Under the Sixth Amendment of the United States Constitution, a person accused of crimes is guaranteed the effective assistance of legal counsel in his defense.

Strickland v. Washington, 466 U.S. 668, 687, 104 S. Ct. 2052, 2064, 80 L. Ed. 2d 674, 693 (1984). To establish a deprivation of that right, a convicted defendant must satisfy the two-part test enunciated in Strickland by demonstrating that: (1) counsel's performance was deficient, and (2) the deficient performance actually prejudiced the accused's defense. Ibid. See also State v. Fritz, 105 N.J. 42, 58 (1987) (adopting the Strickland two-part test in New Jersey). In reviewing such claims, courts apply a strong presumption that defense counsel "rendered adequate assistance and made all significant decisions in the exercise of reasonable professional judgment." Strickland, supra, 466 U.S. at 690, 104 S. Ct. at 2066, 80 L. Ed. 2d at 695.

"To set aside a guilty plea based on ineffective assistance of counsel, a defendant must show that (i) counsel's assistance was not within the range of competence demanded of attorneys in criminal cases, and (ii) that there is a reasonable probability that, but for counsel's errors, [the defendant] would not have pleaded guilty and would have insisted on going to trial." State v. DeFrisco, 137 N.J. 434, 457 (1994), cert. denied, 516 U.S. 1129, 116 S. Ct. 949, 133 L. Ed. 2d 873 (1996) (internal quotations and citations omitted).

Defendant first contends the petition filed by his PCR counsel "lacked substance, and did not present all available issues collateral to the proceeding including, the opportunity to testify when specifically questioned (and perhaps even encouraged) by [the trial judge] to do so." Defendant adds that PCR counsel "failed to offer the necessary evidence by any means available including affidavits, certification, or an amended petition advancing additional legal grounds for relief at least by way of an offer of proof." Notably, defendant does not identify or explain the additional collateral issues or necessary evidence supporting "additional legal grounds for relief."

Defendant argues "the fact that a plea was entered without a modicum of consultation, examination, or investigation, should have been established through testimony." However, defendant raised this issue in his certification and his PCR attorney raised it in the brief he filed with the trial court. More significantly, this conclusory assertion does not identify what facts additional examination or investigation would have revealed, or how additional examination or investigation would have resulted in a different outcome.
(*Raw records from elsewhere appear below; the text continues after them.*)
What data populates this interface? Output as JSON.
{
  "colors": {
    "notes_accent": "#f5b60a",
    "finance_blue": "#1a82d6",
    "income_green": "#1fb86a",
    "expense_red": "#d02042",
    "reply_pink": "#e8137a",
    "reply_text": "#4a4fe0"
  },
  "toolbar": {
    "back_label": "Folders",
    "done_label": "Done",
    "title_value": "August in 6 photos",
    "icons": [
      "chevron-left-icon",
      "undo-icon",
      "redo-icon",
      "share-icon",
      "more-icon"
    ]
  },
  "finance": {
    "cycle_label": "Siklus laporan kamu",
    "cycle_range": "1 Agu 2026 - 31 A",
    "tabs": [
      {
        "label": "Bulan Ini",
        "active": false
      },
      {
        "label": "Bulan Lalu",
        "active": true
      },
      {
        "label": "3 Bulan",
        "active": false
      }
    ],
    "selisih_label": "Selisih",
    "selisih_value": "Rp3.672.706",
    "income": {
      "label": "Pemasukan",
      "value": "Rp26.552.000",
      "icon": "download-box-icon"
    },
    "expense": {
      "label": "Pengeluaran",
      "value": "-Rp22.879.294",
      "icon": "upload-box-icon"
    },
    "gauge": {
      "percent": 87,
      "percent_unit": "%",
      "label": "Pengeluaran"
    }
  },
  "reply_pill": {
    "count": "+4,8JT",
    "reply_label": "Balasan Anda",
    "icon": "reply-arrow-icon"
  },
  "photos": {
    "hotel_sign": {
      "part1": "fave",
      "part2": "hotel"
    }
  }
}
Defendant's conclusory statements do not establish that PCR counsel was ineffective. See State v. Cummings, 321 N.J. Super.

154, 170 (App. Div.) (explaining that "a petitioner must do more than make bald assertions" to establish a prima facie claim), certif. denied, 162 N.J. 199 (1999). Defendant does not specifically explain how anything PCR counsel did or failed to do would have resulted in his going to trial instead of pleading guilty. Defendant has not satisfied either prong of Strickland.